Des forces de l’ordre très bleu marine

dimanche 23 novembre 2014.
 

La mort de Rémi Fraisse est une conséquence logique des politiques de répression actuelles, fondées sur l’impunité des forces de l’ordre – mais aussi aggravées par la radicalisation de celles-ci, de plus en plus séduites par l’extrême droite.

Les forces de maintien de l’ordre font souvent un sale métier, reconnaissons leur une particularité, elles le font salement. La mort de Rémi Fraisse sonne comme une douloureuse piqûre de rappel : en France la police, la gendarmerie peuvent tuer dans le cadre de manifestations. Si un tel événement est heureusement rare, il n’est pas non plus un phénomène isolé. Depuis des semaines, les réseaux sociaux ont charrié leurs vidéos de violences policières, notamment au Testet dans le Tarn. S’inscrivant dans une vague de violences policières, toujours impunies, le décès d’un manifestant n’est donc pas un douloureux accident, mais bien le produit inéluctable des agissements des forces de l’ordre. La même semaine, jeudi 30 octobre, à la suite d’une intervention policière à Blois, un jeune homme de vingt ans, touché par un tir de flashball a perdu un œil.

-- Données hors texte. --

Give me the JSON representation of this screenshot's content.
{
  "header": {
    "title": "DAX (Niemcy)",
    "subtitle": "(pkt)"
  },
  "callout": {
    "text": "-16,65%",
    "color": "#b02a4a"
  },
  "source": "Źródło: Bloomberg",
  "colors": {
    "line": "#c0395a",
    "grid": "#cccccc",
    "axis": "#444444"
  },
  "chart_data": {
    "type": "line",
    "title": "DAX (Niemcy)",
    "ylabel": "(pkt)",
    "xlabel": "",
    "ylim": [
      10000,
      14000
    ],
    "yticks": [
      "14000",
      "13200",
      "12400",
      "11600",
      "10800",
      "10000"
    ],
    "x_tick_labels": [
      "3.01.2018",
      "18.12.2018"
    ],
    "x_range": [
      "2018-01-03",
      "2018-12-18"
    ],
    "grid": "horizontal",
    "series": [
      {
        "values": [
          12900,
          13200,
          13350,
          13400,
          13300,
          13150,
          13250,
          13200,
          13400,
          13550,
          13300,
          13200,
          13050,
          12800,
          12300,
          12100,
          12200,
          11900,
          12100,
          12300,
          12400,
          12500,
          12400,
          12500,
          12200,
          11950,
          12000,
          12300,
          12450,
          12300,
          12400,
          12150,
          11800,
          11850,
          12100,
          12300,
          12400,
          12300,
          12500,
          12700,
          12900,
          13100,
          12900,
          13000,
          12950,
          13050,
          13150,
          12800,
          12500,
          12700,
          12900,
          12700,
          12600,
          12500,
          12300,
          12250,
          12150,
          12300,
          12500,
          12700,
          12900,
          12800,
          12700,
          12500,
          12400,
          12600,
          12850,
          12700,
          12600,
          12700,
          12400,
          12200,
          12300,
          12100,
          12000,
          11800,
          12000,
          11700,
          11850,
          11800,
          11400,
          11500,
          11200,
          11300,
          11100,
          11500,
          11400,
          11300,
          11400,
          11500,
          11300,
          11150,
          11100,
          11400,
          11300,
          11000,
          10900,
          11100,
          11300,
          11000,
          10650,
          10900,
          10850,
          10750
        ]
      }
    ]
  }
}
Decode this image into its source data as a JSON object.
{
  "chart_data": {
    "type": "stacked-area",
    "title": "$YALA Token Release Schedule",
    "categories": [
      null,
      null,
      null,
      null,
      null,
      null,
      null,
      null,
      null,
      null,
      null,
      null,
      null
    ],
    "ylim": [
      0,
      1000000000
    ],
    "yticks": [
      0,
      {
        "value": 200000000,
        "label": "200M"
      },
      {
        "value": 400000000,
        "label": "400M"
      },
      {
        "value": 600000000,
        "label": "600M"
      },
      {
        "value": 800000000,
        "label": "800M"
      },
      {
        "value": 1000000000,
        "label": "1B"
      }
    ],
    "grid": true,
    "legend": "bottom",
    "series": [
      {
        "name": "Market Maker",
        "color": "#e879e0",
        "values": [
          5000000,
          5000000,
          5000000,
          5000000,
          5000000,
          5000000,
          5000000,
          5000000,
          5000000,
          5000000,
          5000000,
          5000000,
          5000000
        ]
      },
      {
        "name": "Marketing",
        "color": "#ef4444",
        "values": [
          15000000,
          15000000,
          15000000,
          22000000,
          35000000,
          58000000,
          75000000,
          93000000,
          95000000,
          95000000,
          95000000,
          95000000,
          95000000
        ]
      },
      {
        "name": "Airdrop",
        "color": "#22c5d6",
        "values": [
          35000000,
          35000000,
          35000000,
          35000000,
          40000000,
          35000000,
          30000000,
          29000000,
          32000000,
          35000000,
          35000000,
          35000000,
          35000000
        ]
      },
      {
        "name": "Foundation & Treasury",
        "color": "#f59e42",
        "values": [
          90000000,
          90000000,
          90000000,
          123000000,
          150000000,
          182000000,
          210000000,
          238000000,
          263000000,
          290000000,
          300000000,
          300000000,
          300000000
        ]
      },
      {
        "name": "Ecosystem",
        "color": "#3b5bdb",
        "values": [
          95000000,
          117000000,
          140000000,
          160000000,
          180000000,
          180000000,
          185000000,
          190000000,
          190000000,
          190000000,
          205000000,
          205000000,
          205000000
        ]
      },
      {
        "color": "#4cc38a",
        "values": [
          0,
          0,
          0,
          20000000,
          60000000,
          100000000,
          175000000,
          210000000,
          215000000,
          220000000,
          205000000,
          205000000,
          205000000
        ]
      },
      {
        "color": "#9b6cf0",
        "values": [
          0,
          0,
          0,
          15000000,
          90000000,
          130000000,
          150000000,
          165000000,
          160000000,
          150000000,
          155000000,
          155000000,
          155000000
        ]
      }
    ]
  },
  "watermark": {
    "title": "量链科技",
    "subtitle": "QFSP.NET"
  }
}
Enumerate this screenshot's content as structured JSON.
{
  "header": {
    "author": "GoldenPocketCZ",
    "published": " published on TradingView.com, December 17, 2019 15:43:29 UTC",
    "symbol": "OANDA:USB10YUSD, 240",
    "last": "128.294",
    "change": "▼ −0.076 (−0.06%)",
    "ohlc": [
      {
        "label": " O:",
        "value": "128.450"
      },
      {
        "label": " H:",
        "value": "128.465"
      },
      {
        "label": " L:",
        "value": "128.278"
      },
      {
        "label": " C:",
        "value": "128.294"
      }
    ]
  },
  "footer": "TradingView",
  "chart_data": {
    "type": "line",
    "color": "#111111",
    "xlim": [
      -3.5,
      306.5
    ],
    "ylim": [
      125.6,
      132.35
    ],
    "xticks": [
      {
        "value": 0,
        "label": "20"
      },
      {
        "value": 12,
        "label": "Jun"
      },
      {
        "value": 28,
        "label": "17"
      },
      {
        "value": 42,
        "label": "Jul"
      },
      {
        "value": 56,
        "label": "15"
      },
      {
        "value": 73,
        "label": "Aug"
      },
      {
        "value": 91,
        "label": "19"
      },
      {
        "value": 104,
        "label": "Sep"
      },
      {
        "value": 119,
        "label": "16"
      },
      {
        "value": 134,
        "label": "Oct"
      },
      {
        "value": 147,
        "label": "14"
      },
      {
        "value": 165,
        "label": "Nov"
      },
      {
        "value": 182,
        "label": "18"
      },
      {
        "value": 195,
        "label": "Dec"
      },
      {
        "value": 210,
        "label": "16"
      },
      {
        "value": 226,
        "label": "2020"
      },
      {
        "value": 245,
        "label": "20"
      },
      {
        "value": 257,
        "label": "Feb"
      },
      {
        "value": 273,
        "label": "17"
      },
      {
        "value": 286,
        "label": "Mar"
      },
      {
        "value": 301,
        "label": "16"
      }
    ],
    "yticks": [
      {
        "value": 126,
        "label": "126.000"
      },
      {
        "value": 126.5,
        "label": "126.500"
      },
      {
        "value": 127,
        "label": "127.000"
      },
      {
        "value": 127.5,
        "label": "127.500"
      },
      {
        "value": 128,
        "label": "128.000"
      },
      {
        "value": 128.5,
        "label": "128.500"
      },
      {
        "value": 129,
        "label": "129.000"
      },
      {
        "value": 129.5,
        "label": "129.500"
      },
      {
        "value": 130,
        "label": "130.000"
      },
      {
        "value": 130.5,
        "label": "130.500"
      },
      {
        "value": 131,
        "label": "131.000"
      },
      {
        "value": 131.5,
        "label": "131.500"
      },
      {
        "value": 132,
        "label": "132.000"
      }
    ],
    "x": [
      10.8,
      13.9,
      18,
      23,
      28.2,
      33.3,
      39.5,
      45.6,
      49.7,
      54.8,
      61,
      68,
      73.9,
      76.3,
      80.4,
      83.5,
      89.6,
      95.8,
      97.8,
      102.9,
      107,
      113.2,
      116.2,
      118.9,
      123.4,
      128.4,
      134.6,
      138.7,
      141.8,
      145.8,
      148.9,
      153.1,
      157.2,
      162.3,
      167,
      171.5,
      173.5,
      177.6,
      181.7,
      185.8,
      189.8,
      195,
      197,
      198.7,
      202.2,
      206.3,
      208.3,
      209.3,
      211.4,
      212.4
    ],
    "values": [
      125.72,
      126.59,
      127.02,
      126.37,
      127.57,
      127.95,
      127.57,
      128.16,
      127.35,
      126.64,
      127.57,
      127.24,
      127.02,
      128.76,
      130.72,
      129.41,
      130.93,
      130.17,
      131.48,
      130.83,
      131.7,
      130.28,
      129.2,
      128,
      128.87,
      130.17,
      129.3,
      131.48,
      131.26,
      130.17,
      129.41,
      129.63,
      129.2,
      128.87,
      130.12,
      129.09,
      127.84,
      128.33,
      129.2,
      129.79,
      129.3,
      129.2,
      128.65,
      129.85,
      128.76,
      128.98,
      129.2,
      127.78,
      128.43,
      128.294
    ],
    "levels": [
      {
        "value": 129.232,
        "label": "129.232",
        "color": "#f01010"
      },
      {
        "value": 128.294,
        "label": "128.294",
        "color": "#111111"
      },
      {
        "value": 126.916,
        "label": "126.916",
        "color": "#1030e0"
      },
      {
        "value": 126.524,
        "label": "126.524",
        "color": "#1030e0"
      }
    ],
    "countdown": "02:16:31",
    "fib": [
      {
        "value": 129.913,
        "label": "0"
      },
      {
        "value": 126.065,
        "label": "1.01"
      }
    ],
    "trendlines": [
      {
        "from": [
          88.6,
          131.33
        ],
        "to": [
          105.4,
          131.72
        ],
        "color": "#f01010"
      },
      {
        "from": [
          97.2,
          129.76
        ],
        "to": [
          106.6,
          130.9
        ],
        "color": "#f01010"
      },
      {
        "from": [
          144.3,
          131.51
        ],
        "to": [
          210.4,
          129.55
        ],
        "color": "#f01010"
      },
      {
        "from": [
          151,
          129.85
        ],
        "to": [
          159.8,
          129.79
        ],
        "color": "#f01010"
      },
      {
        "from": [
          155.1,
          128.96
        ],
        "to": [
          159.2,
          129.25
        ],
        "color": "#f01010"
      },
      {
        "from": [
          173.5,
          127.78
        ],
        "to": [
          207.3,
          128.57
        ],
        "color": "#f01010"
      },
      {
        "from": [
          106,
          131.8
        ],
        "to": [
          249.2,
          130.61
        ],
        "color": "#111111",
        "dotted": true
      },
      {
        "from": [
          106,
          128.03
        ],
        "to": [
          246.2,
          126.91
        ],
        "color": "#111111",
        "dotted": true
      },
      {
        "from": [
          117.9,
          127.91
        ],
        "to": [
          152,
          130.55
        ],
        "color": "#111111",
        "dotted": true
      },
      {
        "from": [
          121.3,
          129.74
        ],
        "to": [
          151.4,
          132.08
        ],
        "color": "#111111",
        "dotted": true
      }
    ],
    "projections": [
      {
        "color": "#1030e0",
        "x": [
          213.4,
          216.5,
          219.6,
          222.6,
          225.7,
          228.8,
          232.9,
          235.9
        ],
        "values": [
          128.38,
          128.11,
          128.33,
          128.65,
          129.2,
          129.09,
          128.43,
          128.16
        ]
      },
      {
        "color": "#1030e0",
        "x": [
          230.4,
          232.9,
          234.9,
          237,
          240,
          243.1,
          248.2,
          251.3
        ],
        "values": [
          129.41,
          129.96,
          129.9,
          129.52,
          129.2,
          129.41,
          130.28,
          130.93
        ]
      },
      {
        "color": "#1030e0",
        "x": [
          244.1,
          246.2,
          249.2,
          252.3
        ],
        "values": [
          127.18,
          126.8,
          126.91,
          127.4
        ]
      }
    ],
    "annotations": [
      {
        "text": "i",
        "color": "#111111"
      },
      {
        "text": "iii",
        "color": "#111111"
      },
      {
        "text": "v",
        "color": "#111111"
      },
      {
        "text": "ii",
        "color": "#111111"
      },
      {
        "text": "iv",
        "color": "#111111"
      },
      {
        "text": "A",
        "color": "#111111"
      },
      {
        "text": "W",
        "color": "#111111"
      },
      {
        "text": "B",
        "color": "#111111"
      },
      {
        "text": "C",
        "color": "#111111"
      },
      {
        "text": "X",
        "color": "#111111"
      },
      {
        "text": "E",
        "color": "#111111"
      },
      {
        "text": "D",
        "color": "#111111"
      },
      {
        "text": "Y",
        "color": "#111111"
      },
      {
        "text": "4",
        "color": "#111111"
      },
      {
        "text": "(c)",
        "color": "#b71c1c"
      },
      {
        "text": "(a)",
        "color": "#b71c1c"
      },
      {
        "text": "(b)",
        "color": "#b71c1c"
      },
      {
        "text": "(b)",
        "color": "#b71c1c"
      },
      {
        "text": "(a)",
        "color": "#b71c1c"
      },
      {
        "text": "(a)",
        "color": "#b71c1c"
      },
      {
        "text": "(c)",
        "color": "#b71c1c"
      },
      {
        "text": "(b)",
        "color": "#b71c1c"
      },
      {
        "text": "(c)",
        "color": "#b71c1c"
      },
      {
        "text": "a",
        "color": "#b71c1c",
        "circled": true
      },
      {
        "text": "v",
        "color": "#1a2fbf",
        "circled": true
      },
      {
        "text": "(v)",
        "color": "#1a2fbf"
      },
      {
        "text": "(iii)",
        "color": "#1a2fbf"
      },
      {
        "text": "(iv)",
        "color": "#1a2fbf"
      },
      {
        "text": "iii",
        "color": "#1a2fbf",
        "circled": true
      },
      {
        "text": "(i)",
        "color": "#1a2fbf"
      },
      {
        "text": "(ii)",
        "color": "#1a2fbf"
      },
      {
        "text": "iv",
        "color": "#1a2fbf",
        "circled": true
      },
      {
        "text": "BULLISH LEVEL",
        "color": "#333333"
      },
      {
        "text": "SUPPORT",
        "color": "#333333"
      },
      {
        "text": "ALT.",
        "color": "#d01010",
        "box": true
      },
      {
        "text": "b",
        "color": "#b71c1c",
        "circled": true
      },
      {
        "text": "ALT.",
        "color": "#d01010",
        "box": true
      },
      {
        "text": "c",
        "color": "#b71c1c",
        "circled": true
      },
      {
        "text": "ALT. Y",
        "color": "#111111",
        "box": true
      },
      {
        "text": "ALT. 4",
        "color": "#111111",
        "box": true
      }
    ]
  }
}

Aux violences systématiques et disproportionnées de la police et de la gendarmerie s’ajoutent les bien curieuses manières de la police dans les manifestations. Le site Reporterre a publié de nombreuses photos de policiers en civil lors de la manifestation à Nantes, curieusement grimés en autonomes. Infiltration, comme le dit le préfet, ou agent provocateur, la question mérite d’être posée. « À Nantes, les forces de l’ordre ont créé le désordre... sur ordre », pouvait on lire sur la blogosphère. Pour nombre de militants aguerris, cela rappelle furieusement les grandes heures du tandem Pasqua-Pandrau au ministère de l’Intérieur à l’époque de la réforme Devaquet. Des forces de l’ordre gangrenées par l’extrême droite

L’emprise de l’extrême droite au sein de la police et de l’armée n’est pas une donnée totalement nouvelle. Il existe sans doute un tropisme particulier qui pousse les amateurs d’ordre, d’autorité à vouloir l’incarner professionnellement. L’ampleur de la dérive interroge cependant sur la nature fascisante des forces de répression en France.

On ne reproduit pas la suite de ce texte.